Researchers found no evidence that aspirin provided any cardiovascular benefit, although participants taking aspirin still showed a higher risk for major bleeding.
It’s not a simple question to answer.
While doctors accept that aspirin will protect people who already have a diagnosis of cardiovascular disease, they’re less clear on whether it helps those who haven’t received a diagnosis.
“If you already had a heart attack or stroke, then yes. Although the opposite is not a hard no,” Dr. Robert Segal, cardiologist and co-founder of LabFinder, told Healthline. “Depending on your lifestyle or health history, it’s best discussed with your healthcare provider.”
“They’re more effective at preventing a second or third episode,” he continued, “so all patients who have had a heart attack or embolic stroke (stroke related to a blood clot) should take a statin as long as they can tolerate it.”
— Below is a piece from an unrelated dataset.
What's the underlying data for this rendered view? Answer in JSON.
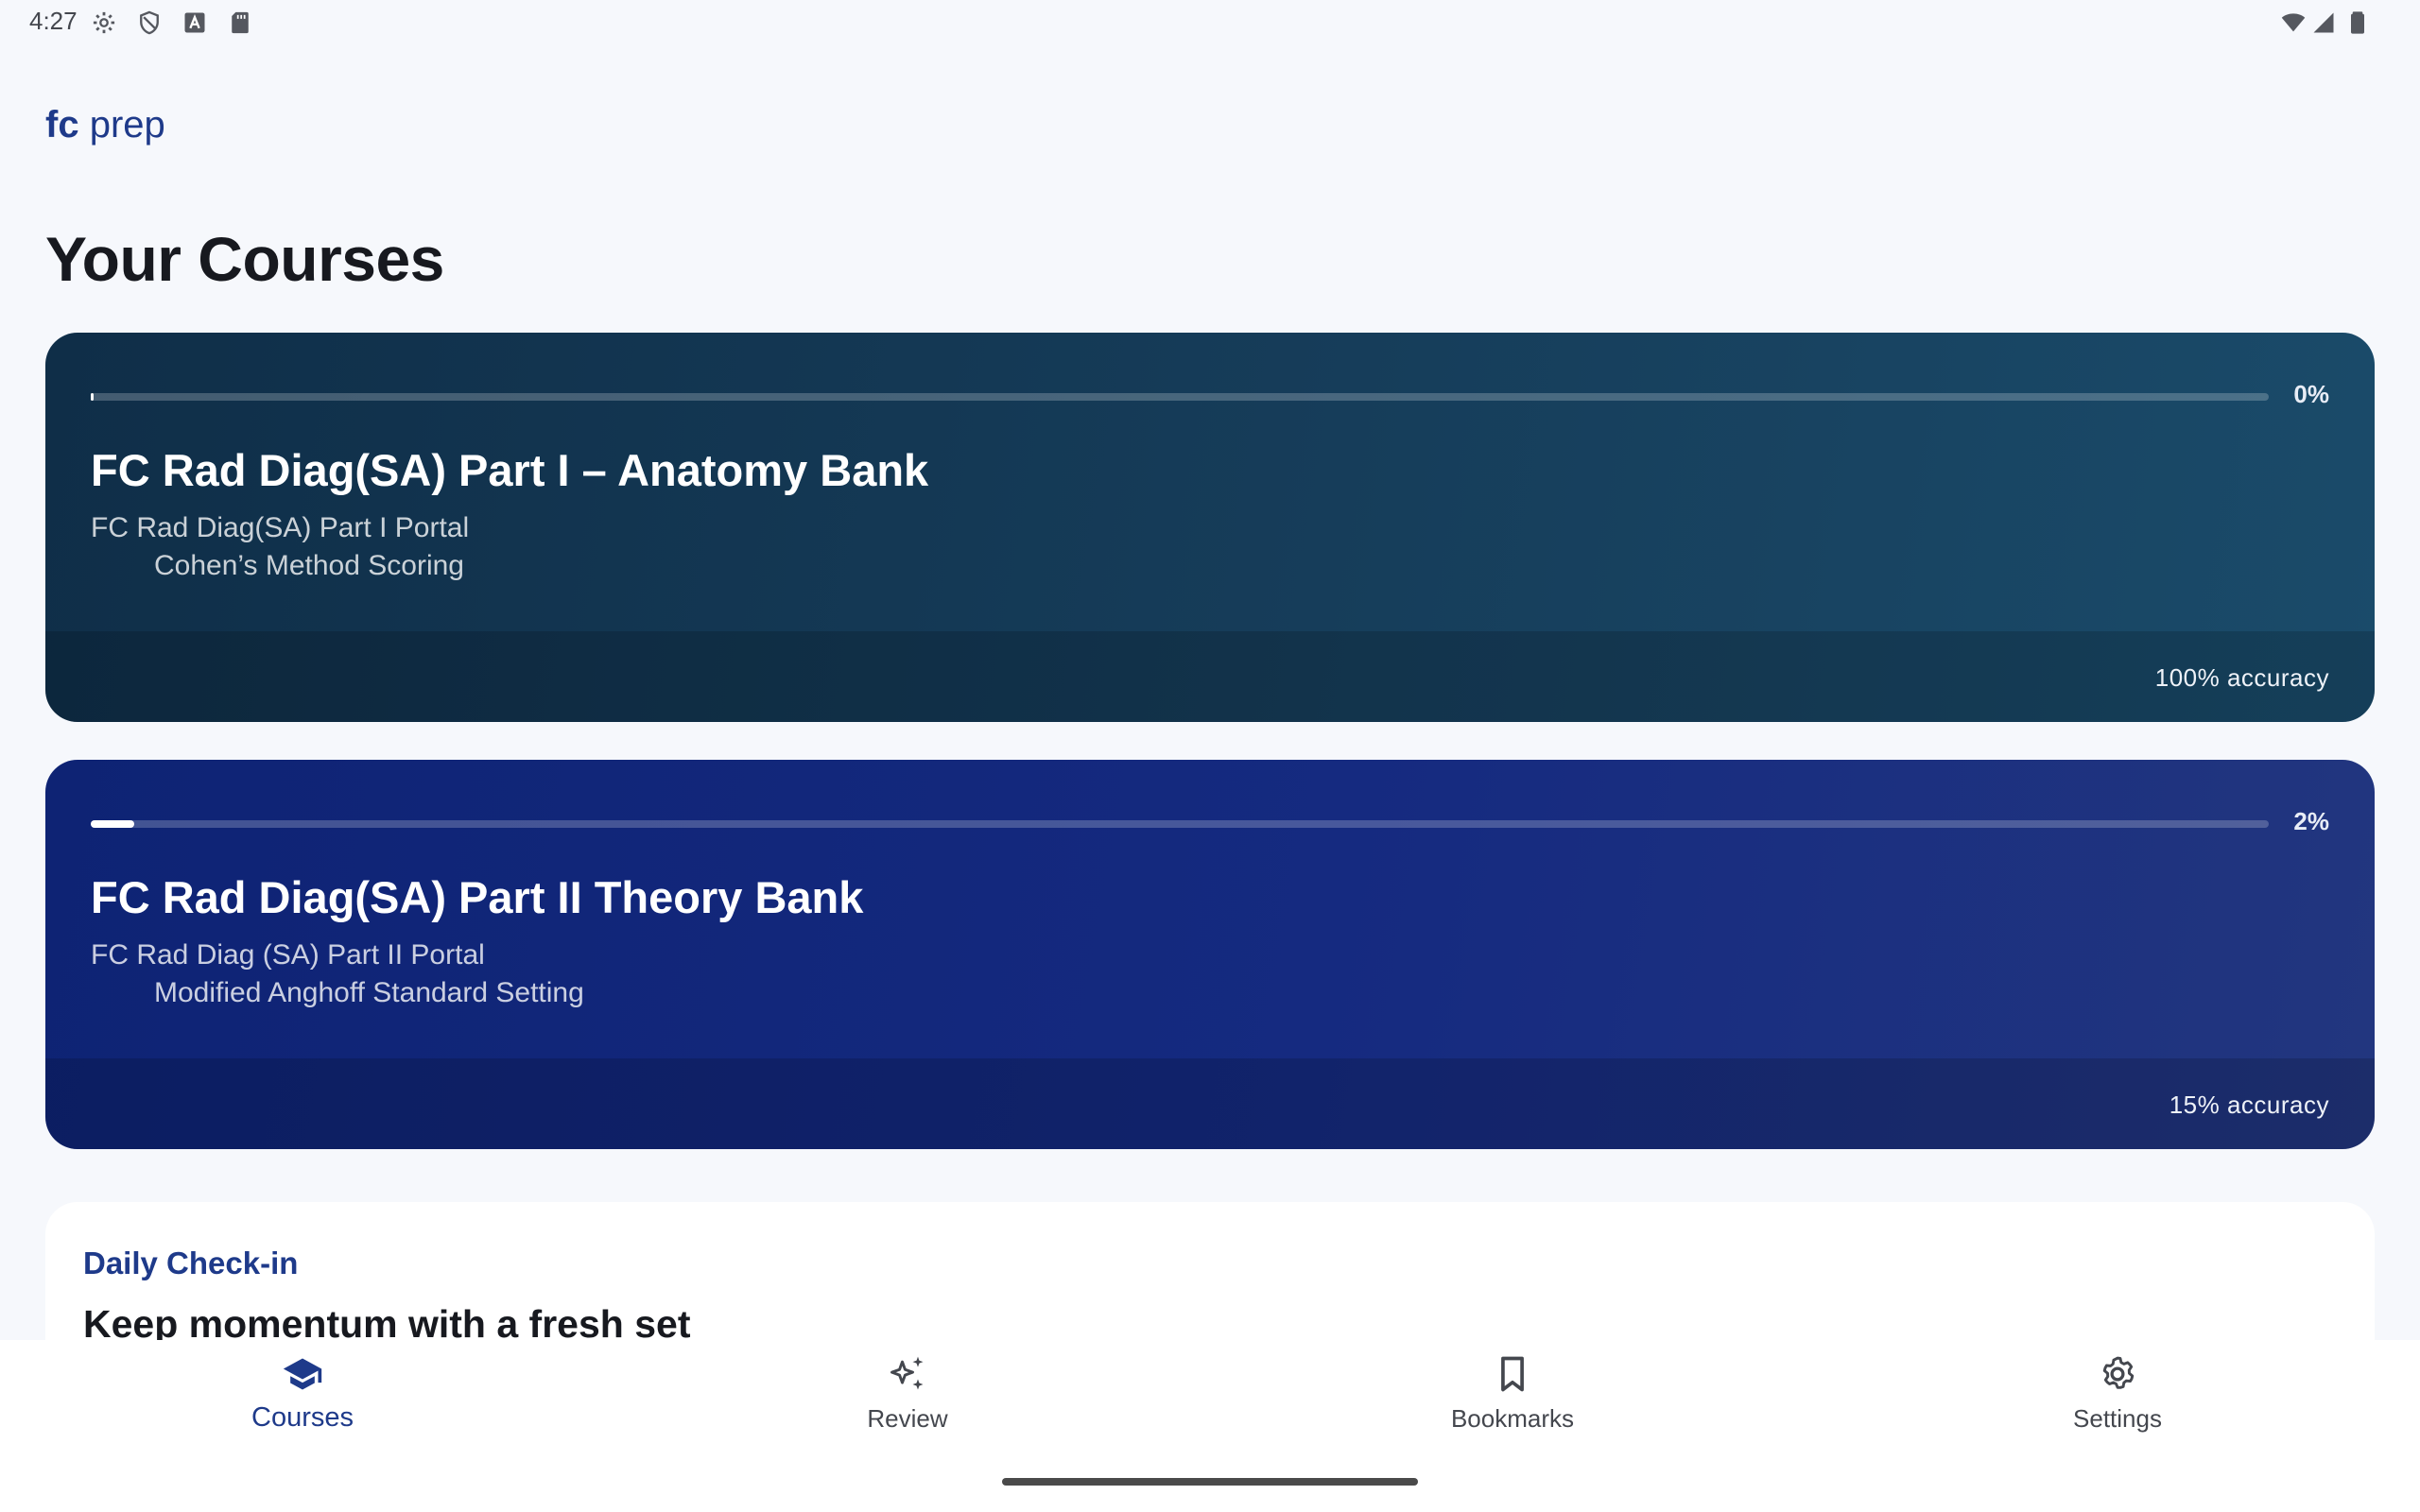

However, Segal cautions that “statins shouldn’t be taken when you’re pregnant, breastfeeding, or you have an active liver disease. There are also medications that you cannot take together with statins.”
“This study reinforces the idea that aspirin should be used cautiously in patients with risk factors for coronary artery disease and stroke, and that lifestyle modification and risk factor treatment may be the safer method to prevent an event,” Arain said.
- Get regular exercise and other physical activity.
- Eat a healthy diet low in saturated fat, refined sugars, and simple carbohydrates.
- Don’t smoke, and avoid secondhand smoke.
- Maintain a healthy waistline.
- Treat and manage other risk factors, like high blood pressure or diabetes.
But while aspirin has its pros, new research suggests it does carry an increased risk of internal bleeding that requires hospitalization.